Responsive Space Launch: The Industrial Architecture of European Space Resilience
European defence planning now treats space as a domain exposed to attrition, disruption and deliberate attack, rather than as a protected environment guaranteed by distance and deterrence alone. Anti-satellite tests, persistent jamming, cyber intrusions and hybrid actions against space-enabled infrastructure have made clear that the loss or degradation of orbital assets is no longer a remote contingency. For Europe and its allies, this has direct operational consequences. Space-based positioning, navigation and timing, intelligence, surveillance and reconnaissance, and secure communications underpin almost every modern military activity. When these capabilities are disrupted, even temporarily, the effects cascade across land, air, maritime and cyber operations. As a result, resilience in space increasingly depends not only on protecting satellites, but on the ability to restore minimum operational capacity quickly. Responsive space launch emerges in this context as a defence-industrial problem: the capacity to integrate, launch and operate replacement assets within compressed timeframes that are meaningful for deterrence, crisis management and continuity of operations.

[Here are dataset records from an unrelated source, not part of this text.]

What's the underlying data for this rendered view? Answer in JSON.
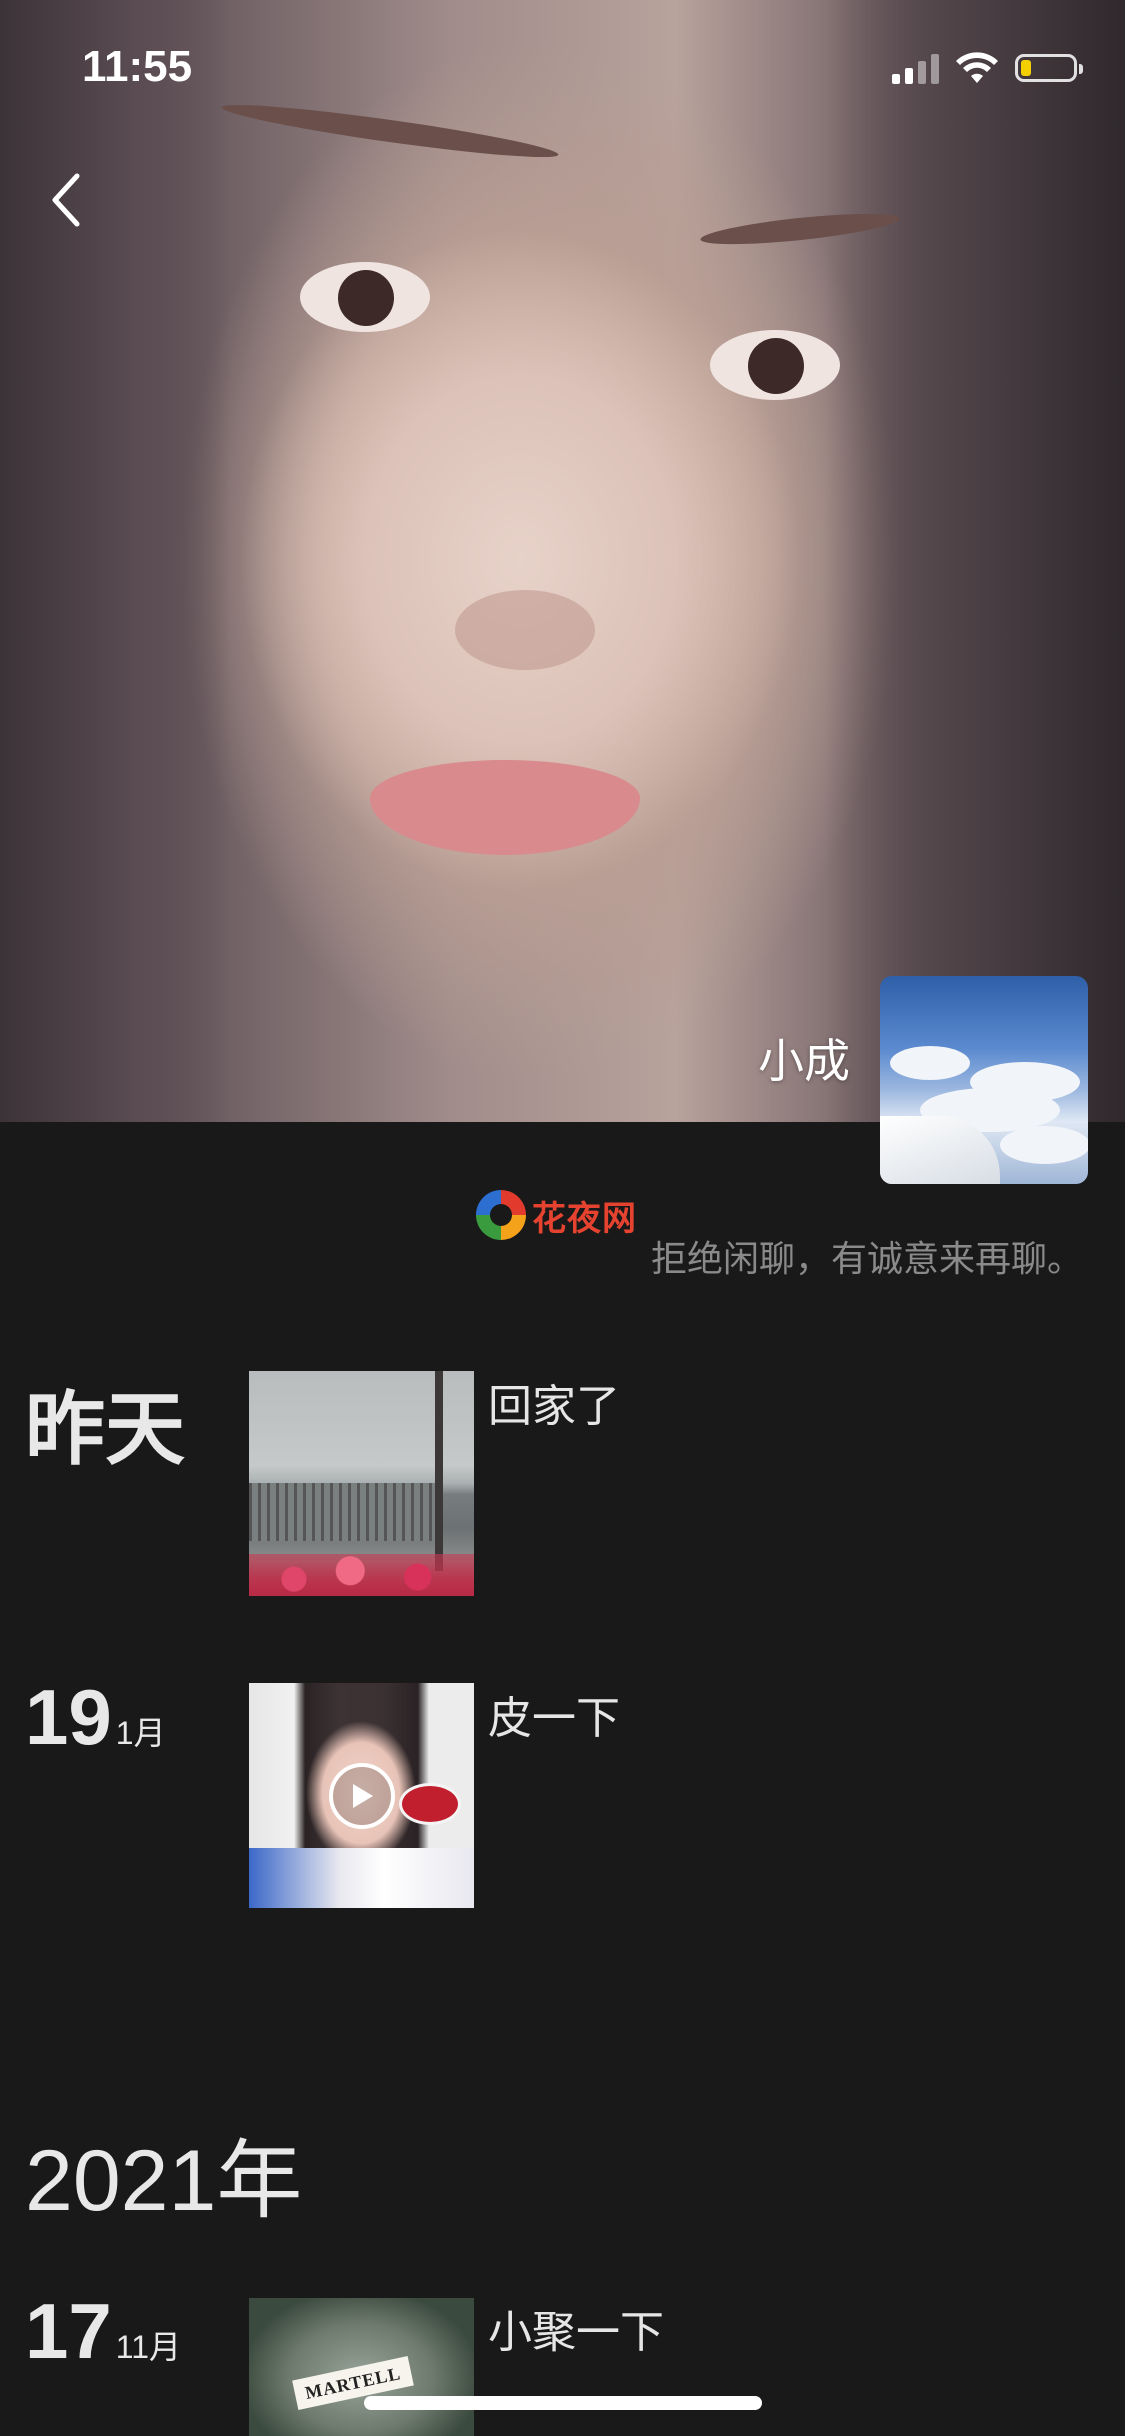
{
  "status_bar": {
    "time": "11:55"
  },
  "profile": {
    "name": "小成",
    "signature": "拒绝闲聊，有诚意来再聊。"
  },
  "watermark": {
    "text": "花夜网"
  },
  "moments": [
    {
      "date_label": "昨天",
      "text": "回家了"
    },
    {
      "day": "19",
      "month": "1月",
      "text": "皮一下"
    }
  ],
  "year_heading": "2021年",
  "moments_2021": [
    {
      "day": "17",
      "month": "11月",
      "text": "小聚一下",
      "thumb_label": "MARTELL"
    }
  ],
  "colors": {
    "background": "#191919",
    "text_primary": "#e8e8e8",
    "text_secondary": "#8a8a8a",
    "battery_level": "#f5d000",
    "watermark": "#e5432f"
  }
}
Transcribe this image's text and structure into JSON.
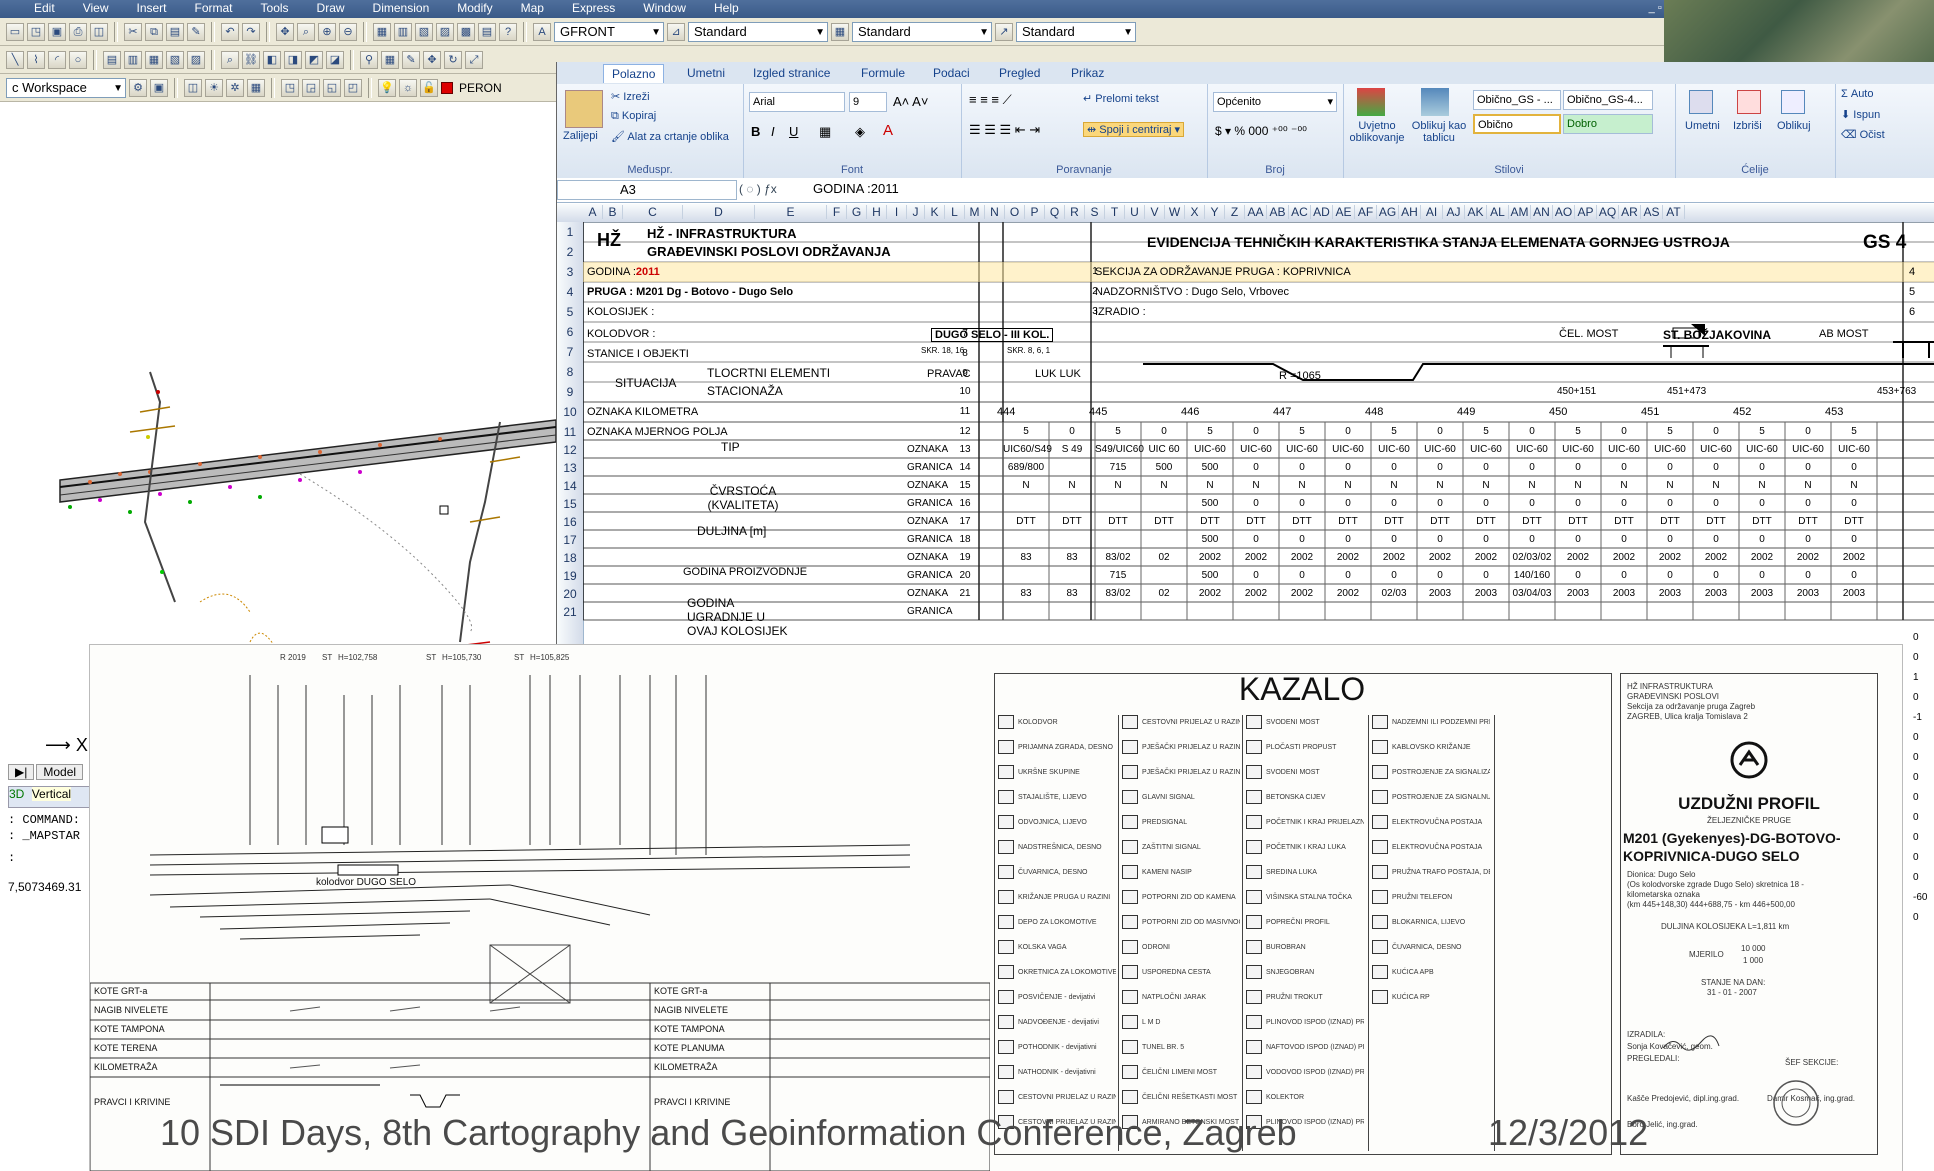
{
  "cad": {
    "menus": [
      "Edit",
      "View",
      "Insert",
      "Format",
      "Tools",
      "Draw",
      "Dimension",
      "Modify",
      "Map",
      "Express",
      "Window",
      "Help"
    ],
    "toolbar_combos": [
      "GFRONT",
      "Standard",
      "Standard",
      "Standard"
    ],
    "workspace": "c Workspace",
    "layer": "PERON",
    "tabs": [
      "Model",
      "3D",
      "Vertical"
    ],
    "command_lines": [
      ": COMMAND:",
      ": _MAPSTAR",
      ":"
    ],
    "coords": "7,5073469.31",
    "axis_x": "X"
  },
  "excel": {
    "ribbon_tabs": [
      "Polazno",
      "Umetni",
      "Izgled stranice",
      "Formule",
      "Podaci",
      "Pregled",
      "Prikaz"
    ],
    "clipboard": {
      "paste": "Zalijepi",
      "cut": "Izreži",
      "copy": "Kopiraj",
      "format_painter": "Alat za crtanje oblika",
      "group": "Međuspr."
    },
    "font": {
      "name": "Arial",
      "size": "9",
      "group": "Font"
    },
    "alignment": {
      "wrap": "Prelomi tekst",
      "merge": "Spoji i centriraj",
      "group": "Poravnanje"
    },
    "number": {
      "format": "Općenito",
      "group": "Broj"
    },
    "styles": {
      "cond": "Uvjetno oblikovanje",
      "table": "Oblikuj kao tablicu",
      "s1": "Obično_GS - ...",
      "s2": "Obično_GS-4...",
      "s3": "Obično",
      "s4": "Dobro",
      "group": "Stilovi"
    },
    "cells_grp": {
      "insert": "Umetni",
      "delete": "Izbriši",
      "format": "Oblikuj",
      "group": "Ćelije"
    },
    "editing": {
      "autosum": "Σ Auto",
      "fill": "Ispun",
      "clear": "Očist"
    },
    "name_box": "A3",
    "formula": "GODINA :2011",
    "columns": [
      "A",
      "B",
      "C",
      "D",
      "E",
      "F",
      "G",
      "H",
      "I",
      "J",
      "K",
      "L",
      "M",
      "N",
      "O",
      "P",
      "Q",
      "R",
      "S",
      "T",
      "U",
      "V",
      "W",
      "X",
      "Y",
      "Z",
      "AA",
      "AB",
      "AC",
      "AD",
      "AE",
      "AF",
      "AG",
      "AH",
      "AI",
      "AJ",
      "AK",
      "AL",
      "AM",
      "AN",
      "AO",
      "AP",
      "AQ",
      "AR",
      "AS",
      "AT"
    ],
    "rows": [
      "1",
      "2",
      "3",
      "4",
      "5",
      "6",
      "7",
      "8",
      "9",
      "10",
      "11",
      "12",
      "13",
      "14",
      "15",
      "16",
      "17",
      "18",
      "19",
      "20",
      "21"
    ],
    "sheet": {
      "hz": "HŽ",
      "org1": "HŽ - INFRASTRUKTURA",
      "org2": "GRAĐEVINSKI POSLOVI ODRŽAVANJA",
      "title": "EVIDENCIJA TEHNIČKIH KARAKTERISTIKA STANJA ELEMENATA GORNJEG USTROJA",
      "code": "GS 4",
      "godina_lbl": "GODINA :",
      "godina_val": "2011",
      "pruga": "PRUGA : M201  Dg - Botovo - Dugo Selo",
      "kolosijek": "KOLOSIJEK :",
      "kolodvor": "KOLODVOR :",
      "stanice": "STANICE I OBJEKTI",
      "situacija": "SITUACIJA",
      "tlocrtni": "TLOCRTNI ELEMENTI",
      "stacionaza": "STACIONAŽA",
      "oznaka_km": "OZNAKA KILOMETRA",
      "oznaka_mp": "OZNAKA MJERNOG POLJA",
      "sekcija": "SEKCIJA ZA ODRŽAVANJE PRUGA : KOPRIVNICA",
      "nadzor": "NADZORNIŠTVO :  Dugo Selo, Vrbovec",
      "izradio": "IZRADIO :",
      "dugo_selo": "DUGO SELO - III KOL.",
      "cel_most": "ČEL. MOST",
      "st_boz": "ST. BOŽJAKOVINA",
      "ab_most": "AB MOST",
      "pravac": "PRAVAC",
      "luk": "LUK  LUK",
      "radius": "R =1065",
      "skr1": "SKR. 18,  16",
      "skr2": "SKR. 8, 6, 1",
      "row_nums": [
        "4",
        "5",
        "6"
      ],
      "line_nums": [
        "1",
        "2",
        "3",
        "7",
        "8",
        "9",
        "10",
        "11",
        "12",
        "13",
        "14",
        "15",
        "16",
        "17",
        "18",
        "19",
        "20",
        "21"
      ],
      "km_labels": [
        "444",
        "445",
        "446",
        "447",
        "448",
        "449",
        "450",
        "451",
        "452",
        "453"
      ],
      "stac": [
        "450+151",
        "451+473",
        "453+763"
      ],
      "tip": "TIP",
      "cvrstoca": "ČVRSTOĆA (KVALITETA)",
      "duljina": "DULJINA [m]",
      "godina_proiz": "GODINA PROIZVODNJE",
      "godina_ugr": "GODINA UGRADNJE U OVAJ KOLOSIJEK",
      "oznaka": "OZNAKA",
      "granica": "GRANICA",
      "polje": [
        "5",
        "0",
        "5",
        "0",
        "5",
        "0",
        "5",
        "0",
        "5",
        "0",
        "5",
        "0",
        "5",
        "0",
        "5",
        "0",
        "5",
        "0",
        "5"
      ],
      "r12": [
        "UIC60/S49",
        "S 49",
        "S49/UIC60",
        "UIC 60",
        "UIC-60",
        "UIC-60",
        "UIC-60",
        "UIC-60",
        "UIC-60",
        "UIC-60",
        "UIC-60",
        "UIC-60",
        "UIC-60",
        "UIC-60",
        "UIC-60",
        "UIC-60",
        "UIC-60",
        "UIC-60",
        "UIC-60"
      ],
      "r13": [
        "689/800",
        "",
        "715",
        "500",
        "500",
        "0",
        "0",
        "0",
        "0",
        "0",
        "0",
        "0",
        "0",
        "0",
        "0",
        "0",
        "0",
        "0",
        "0"
      ],
      "r14": [
        "N",
        "N",
        "N",
        "N",
        "N",
        "N",
        "N",
        "N",
        "N",
        "N",
        "N",
        "N",
        "N",
        "N",
        "N",
        "N",
        "N",
        "N",
        "N"
      ],
      "r15": [
        "",
        "",
        "",
        "",
        "500",
        "0",
        "0",
        "0",
        "0",
        "0",
        "0",
        "0",
        "0",
        "0",
        "0",
        "0",
        "0",
        "0",
        "0"
      ],
      "r16": [
        "DTT",
        "DTT",
        "DTT",
        "DTT",
        "DTT",
        "DTT",
        "DTT",
        "DTT",
        "DTT",
        "DTT",
        "DTT",
        "DTT",
        "DTT",
        "DTT",
        "DTT",
        "DTT",
        "DTT",
        "DTT",
        "DTT"
      ],
      "r17": [
        "",
        "",
        "",
        "",
        "500",
        "0",
        "0",
        "0",
        "0",
        "0",
        "0",
        "0",
        "0",
        "0",
        "0",
        "0",
        "0",
        "0",
        "0"
      ],
      "r18": [
        "83",
        "83",
        "83/02",
        "02",
        "2002",
        "2002",
        "2002",
        "2002",
        "2002",
        "2002",
        "2002",
        "02/03/02",
        "2002",
        "2002",
        "2002",
        "2002",
        "2002",
        "2002",
        "2002"
      ],
      "r19": [
        "",
        "",
        "715",
        "",
        "500",
        "0",
        "0",
        "0",
        "0",
        "0",
        "0",
        "140/160",
        "0",
        "0",
        "0",
        "0",
        "0",
        "0",
        "0"
      ],
      "r20": [
        "83",
        "83",
        "83/02",
        "02",
        "2002",
        "2002",
        "2002",
        "2002",
        "02/03",
        "2003",
        "2003",
        "03/04/03",
        "2003",
        "2003",
        "2003",
        "2003",
        "2003",
        "2003",
        "2003"
      ],
      "right_edge": [
        "0",
        "0",
        "1",
        "0",
        "-1",
        "0",
        "0",
        "0",
        "0",
        "0",
        "0",
        "0",
        "0",
        "-60",
        "0"
      ]
    }
  },
  "scan": {
    "left_labels": [
      "KOTE GRT-a",
      "NAGIB NIVELETE",
      "KOTE TAMPONA",
      "KOTE TERENA",
      "KILOMETRAŽA",
      "PRAVCI I KRIVINE"
    ],
    "mid_labels": [
      "KOTE GRT-a",
      "NAGIB NIVELETE",
      "KOTE TAMPONA",
      "KOTE PLANUMA",
      "KILOMETRAŽA",
      "PRAVCI I KRIVINE"
    ],
    "kolodvor": "kolodvor DUGO SELO",
    "top_marks": [
      "R 2019",
      "ST",
      "H=102,758",
      "ST",
      "H=105,730",
      "ST",
      "H=105,825"
    ],
    "kazalo": "KAZALO",
    "stamp": {
      "org": [
        "HŽ INFRASTRUKTURA",
        "GRAĐEVINSKI POSLOVI",
        "Sekcija za održavanje pruga Zagreb",
        "ZAGREB, Ulica kralja Tomislava 2"
      ],
      "title": "UZDUŽNI PROFIL",
      "sub": "ŽELJEZNIČKE PRUGE",
      "line1": "M201 (Gyekenyes)-DG-BOTOVO-",
      "line2": "KOPRIVNICA-DUGO SELO",
      "desc": [
        "Dionica: Dugo Selo",
        "(Os kolodvorske zgrade Dugo Selo) skretnica 18 -",
        "kilometarska oznaka",
        "(km 445+148,30) 444+688,75 - km 446+500,00"
      ],
      "length": "DULJINA KOLOSIJEKA  L=1,811 km",
      "scale_lbl": "MJERILO",
      "scale_top": "10 000",
      "scale_bot": "1 000",
      "state_lbl": "STANJE NA DAN:",
      "state_date": "31 - 01 - 2007",
      "izradila": "IZRADILA:",
      "author": "Sonja Kovačević, geom.",
      "pregledali": "PREGLEDALI:",
      "chief_lbl": "ŠEF SEKCIJE:",
      "rev1": "Kašče Predojević, dipl.ing.grad.",
      "rev2": "Boro Jelić, ing.grad.",
      "chief": "Damir Kosmač, ing.grad."
    },
    "legend_items": [
      "KOLODVOR",
      "PRIJAMNA ZGRADA, DESNO",
      "UKRŠNE SKUPINE",
      "STAJALIŠTE, LIJEVO",
      "ODVOJNICA, LIJEVO",
      "NADSTREŠNICA, DESNO",
      "ČUVARNICA, DESNO",
      "KRIŽANJE PRUGA U RAZINI",
      "DEPO ZA LOKOMOTIVE",
      "KOLSKA VAGA",
      "OKRETNICA ZA LOKOMOTIVE",
      "POSVIČENJE - devijativi",
      "NADVOĐENJE - devijativi",
      "POTHODNIK - devijativni",
      "NATHODNIK - devijativni",
      "CESTOVNI PRIJELAZ U RAZINI",
      "CESTOVNI PRIJELAZ U RAZINI",
      "CESTOVNI PRIJELAZ U RAZINI",
      "PJEŠAČKI PRIJELAZ U RAZINI",
      "PJEŠAČKI PRIJELAZ U RAZINI",
      "GLAVNI SIGNAL",
      "PREDSIGNAL",
      "ZAŠTITNI SIGNAL",
      "KAMENI NASIP",
      "POTPORNI ZID OD KAMENA",
      "POTPORNI ZID OD MASIVNOG",
      "ODRONI",
      "USPOREDNA CESTA",
      "NATPLOČNI JARAK",
      "L M D",
      "TUNEL BR. 5",
      "ČELIČNI LIMENI MOST",
      "ČELIČNI REŠETKASTI MOST",
      "ARMIRANO BETONSKI MOST",
      "SVODENI MOST",
      "PLOČASTI PROPUST",
      "SVODENI MOST",
      "BETONSKA CIJEV",
      "POČETNIK I KRAJ PRIJELAZNOG LUKA",
      "POČETNIK I KRAJ LUKA",
      "SREDINA LUKA",
      "VIŠINSKA STALNA TOČKA",
      "POPREČNI PROFIL",
      "BUROBRAN",
      "SNJEGOBRAN",
      "PRUŽNI TROKUT",
      "PLINOVOD ISPOD (IZNAD) PRUGE",
      "NAFTOVOD ISPOD (IZNAD) PRUGE",
      "VODOVOD ISPOD (IZNAD) PRUGE",
      "KOLEKTOR",
      "PLINOVOD ISPOD (IZNAD) PRUGE",
      "NADZEMNI ILI PODZEMNI PRIJELAZ JAKE STRUJE",
      "KABLOVSKO KRIŽANJE",
      "POSTROJENJE ZA SIGNALIZACIJU",
      "POSTROJENJE ZA SIGNALNU",
      "ELEKTROVUČNA POSTAJA",
      "ELEKTROVUČNA POSTAJA",
      "PRUŽNA TRAFO POSTAJA, DESNO",
      "PRUŽNI TELEFON",
      "BLOKARNICA, LIJEVO",
      "ČUVARNICA, DESNO",
      "KUĆICA APB",
      "KUĆICA RP"
    ]
  },
  "footer": {
    "left": "10 SDI Days, 8th Cartography and Geoinformation Conference, Zagreb",
    "right": "12/3/2012"
  }
}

This report examines responsive space launch from that defence-industrial perspective, rather than as a question of commercial launch competitiveness. It reconstructs how the requirement for rapid reconstitution translates from strategic assumptions into operational needs, capability families and concrete industrial architectures. The analysis maps the European ecosystem of launch integrators, subsystem suppliers and specialised niche providers that collectively determine whether a 24–48 hour launch horizon is realistic. It identifies where production, certification, infrastructure, regulatory processes and capital constraints act as bottlenecks, and where single points of failure persist. The report also situates these industrial dynamics within the current European and Allied policy framework, including national procurement signals, EU financing instruments and NATO validation mechanisms. The objective is to provide the reader with a clear, structured understanding of how European responsive launch capability is being built, where its limits currently lie, and which elements will determine its credibility as a resilience function under contested space conditions.